The sculpture is made up of moving plate-like forms. This creates a volume with empty spaces. The figure opens up on all sides, including into the interior. We know to whom this promising opening points. It points to the incarnation of Jesus, which Bach sang about in this wonderful cantata.
In conclusion: the longing to penetrate into heaven
I see my painting of the Annunciation and my sculpture of the Kenosis as a unity of the mystery of Christmas. Picture and sculpture thematise the presence of the absent.
I have chosen two different ways of creating it. On the one hand, there is the picture. The Annunciation is a two-dimensional design. You cannot touch a picture, just as the angel did not touch Mary at the Annunciation. The mystery is incomprehensible. On the other hand, there is the three-dimensional sculpture, the Incarnation. A sculpture can be touched, it is haptic, the Incarnation in this world.

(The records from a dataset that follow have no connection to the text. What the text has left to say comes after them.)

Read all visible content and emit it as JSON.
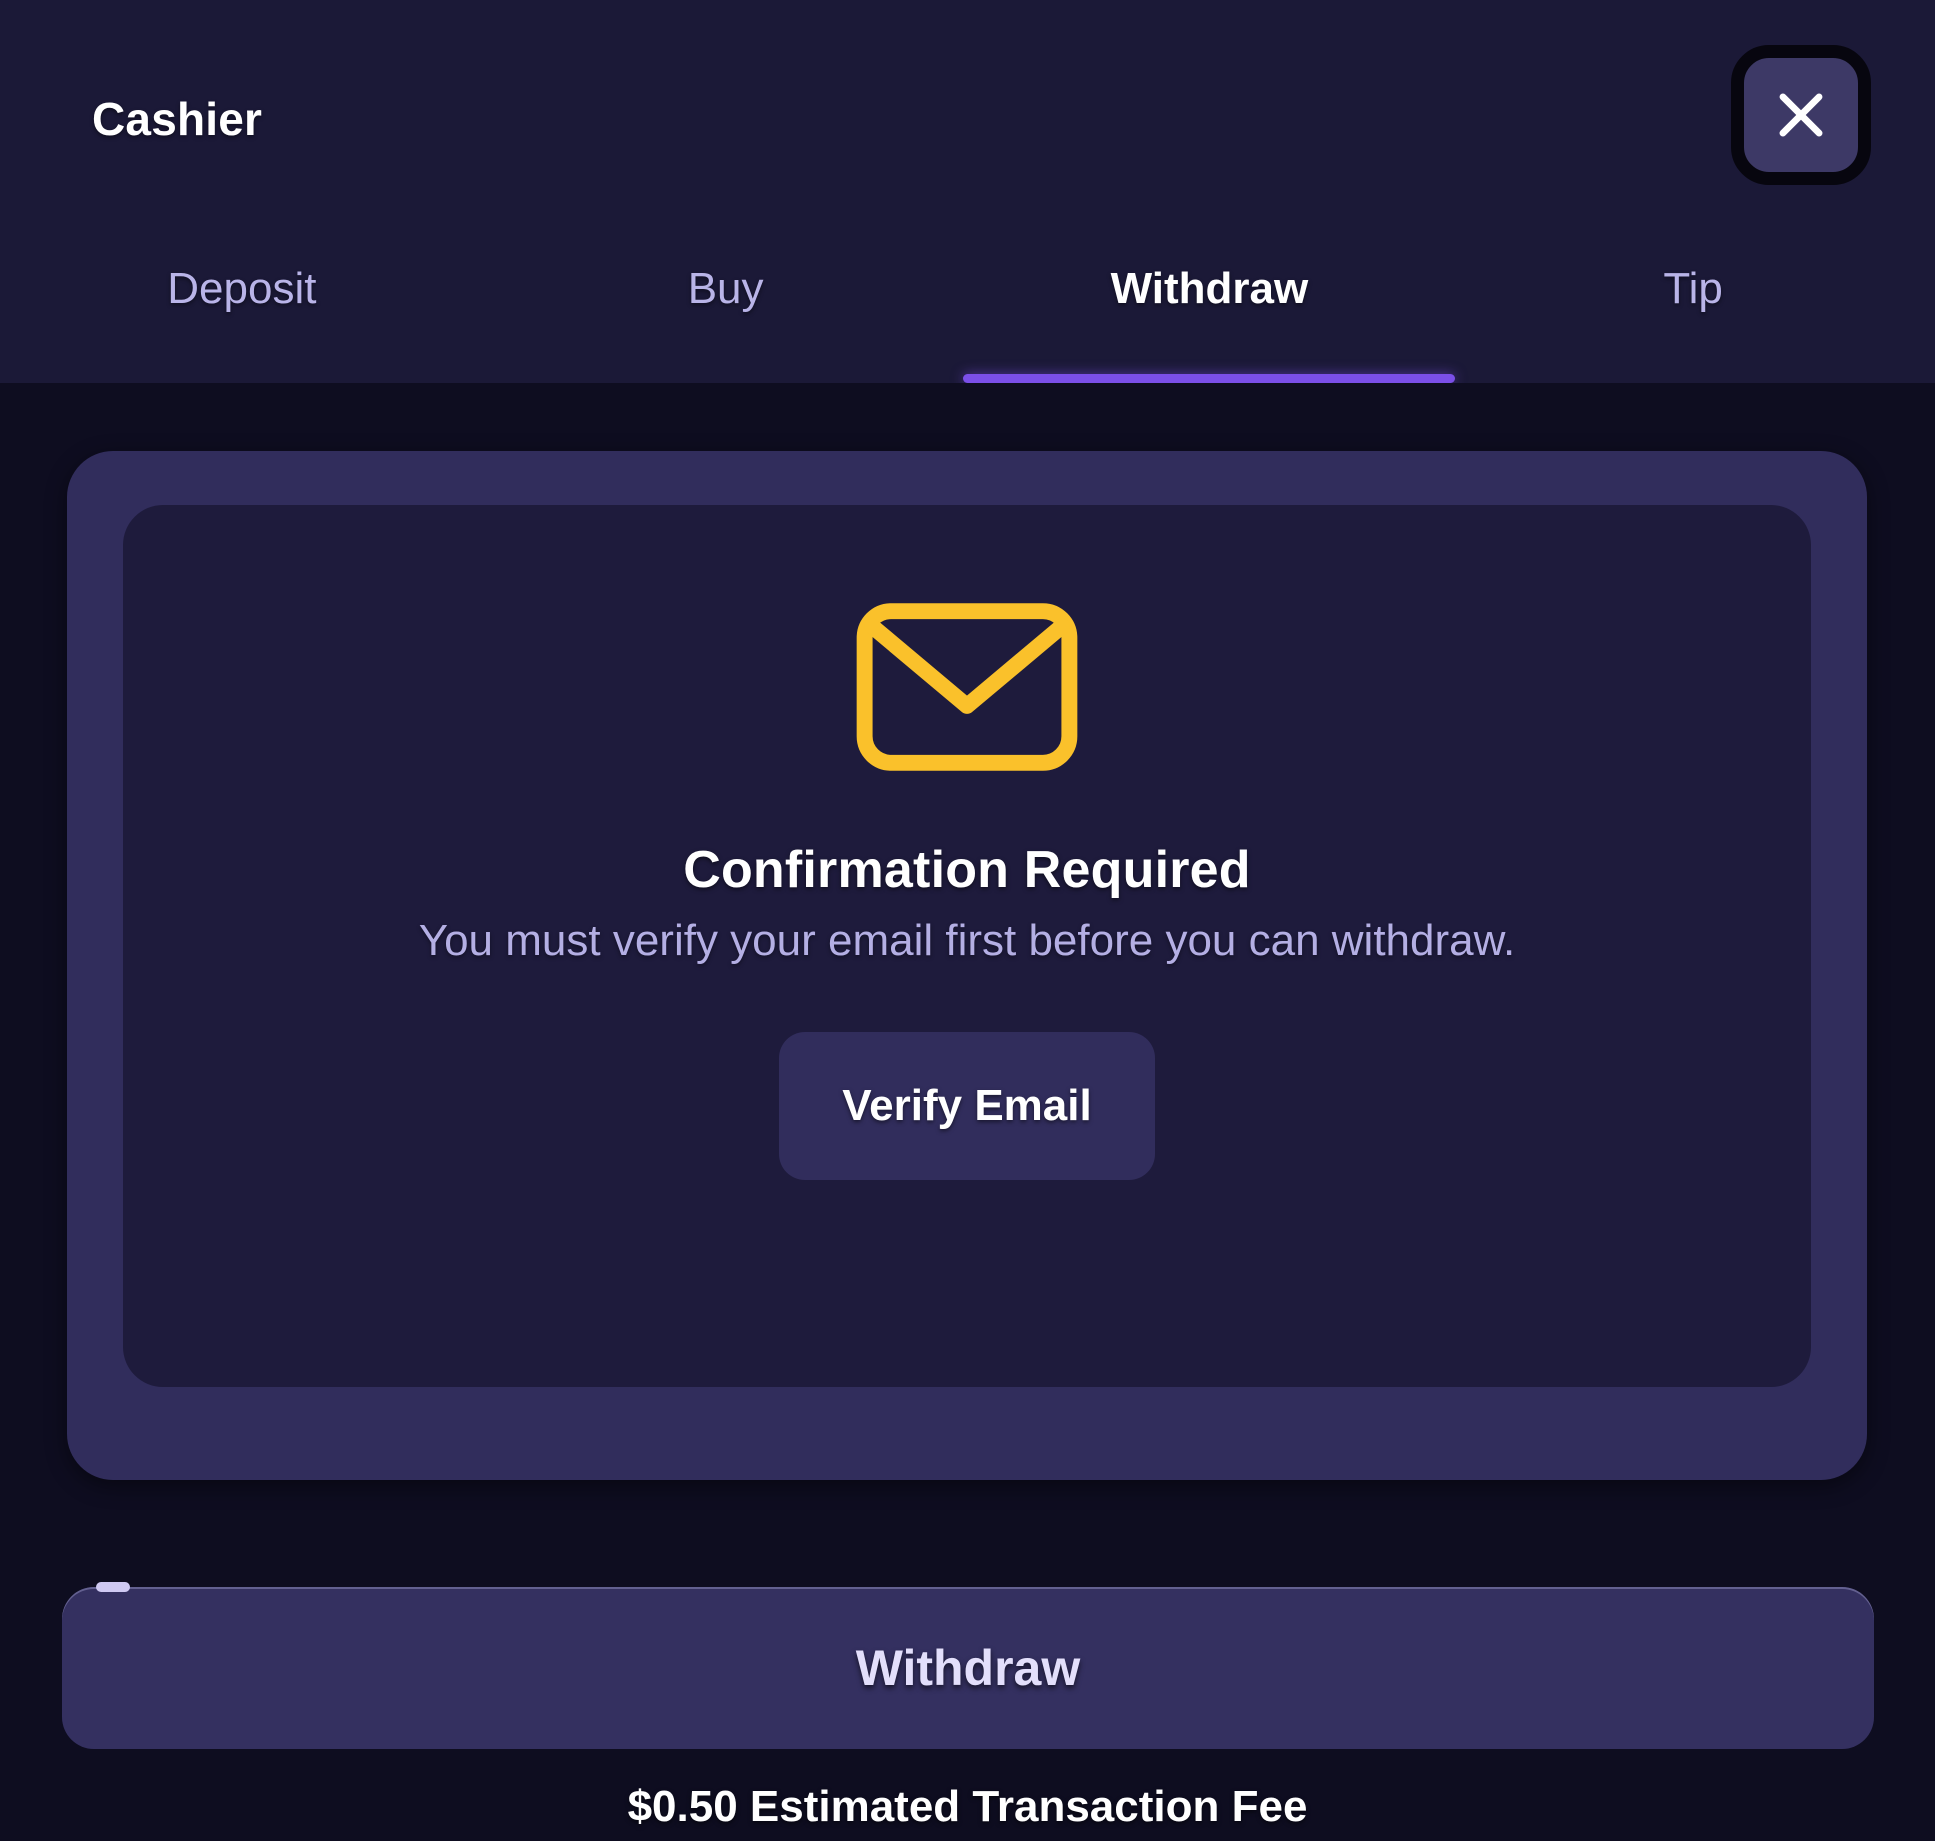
{
  "header": {
    "title": "Cashier",
    "close_icon": "close-icon",
    "close_label": "Close"
  },
  "tabs": [
    {
      "id": "deposit",
      "label": "Deposit",
      "active": false
    },
    {
      "id": "buy",
      "label": "Buy",
      "active": false
    },
    {
      "id": "withdraw",
      "label": "Withdraw",
      "active": true
    },
    {
      "id": "tip",
      "label": "Tip",
      "active": false
    }
  ],
  "panel": {
    "icon": "envelope-icon",
    "title": "Confirmation Required",
    "subtitle": "You must verify your email first before you can withdraw.",
    "verify_button_label": "Verify Email"
  },
  "footer": {
    "withdraw_button_label": "Withdraw",
    "fee_note": "$0.50 Estimated Transaction Fee"
  },
  "colors": {
    "page_background": "#0d0c1e",
    "header_background": "#1b1937",
    "body_background": "#0e0d20",
    "outer_card": "#312d5c",
    "inner_card": "#1e1b3c",
    "accent_purple": "#7b4fe8",
    "envelope_yellow": "#fac12b",
    "text_primary": "#ffffff",
    "text_muted": "#b4afe4"
  }
}
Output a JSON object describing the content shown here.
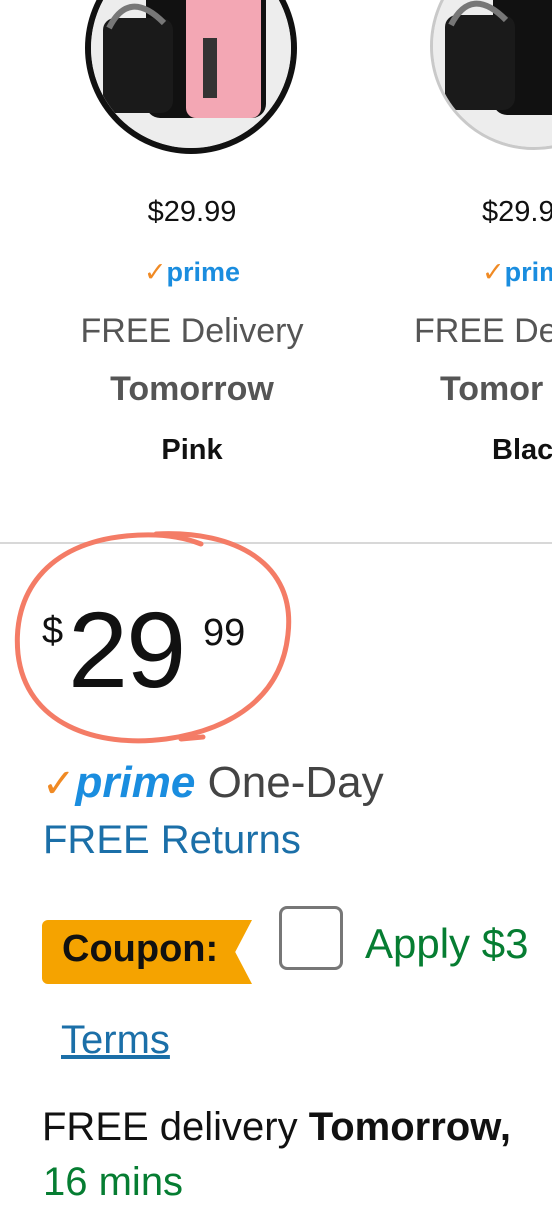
{
  "variants": [
    {
      "price": "$29.99",
      "prime_label": "prime",
      "delivery": "FREE Delivery",
      "day": "Tomorrow",
      "color": "Pink"
    },
    {
      "price": "$29.9",
      "prime_label": "prim",
      "delivery": "FREE De",
      "day": "Tomor",
      "color": "Blac"
    }
  ],
  "price": {
    "currency": "$",
    "whole": "29",
    "fraction": "99"
  },
  "prime": {
    "label": "prime",
    "shipping": "One-Day"
  },
  "returns": "FREE Returns",
  "coupon": {
    "badge": "Coupon:",
    "apply": "Apply $3"
  },
  "terms": "Terms",
  "delivery": {
    "prefix": "FREE delivery",
    "day": "Tomorrow,",
    "countdown": "16 mins"
  },
  "colors": {
    "prime_blue": "#1a8ddf",
    "check_orange": "#f08a24",
    "link_blue": "#1b6fa8",
    "green": "#067d32",
    "coupon_badge": "#f5a300",
    "annotation_circle": "#f47c66"
  }
}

What has remained of the Annunciation and Incarnation for us who were born later? For the believer, perhaps the sentence that is so difficult to understand: “Take and eat, this is my body”. Even in the age of genetic manipulation – of the cosmos explored in great depths – of enlightenment – of God declared dead, the longing to reach heaven has remained with us. A long tradition of artistic representations of the Annunciation and Christmas tell of this longing; they have remained the central gateway to this mystery for many of us today. Above all, Bach’s Christmas music.
– Georges Didi-Huberman, Fra Angelico Dissimilarity and Figuration, Wilhelm Fink Verlag, Munich 1995
– Jean-Luc Nancy, Deconstructing Christianity, Diaphanes Verlag, Berlin 2008
This text has been translated with DeepL (www.deepl.com).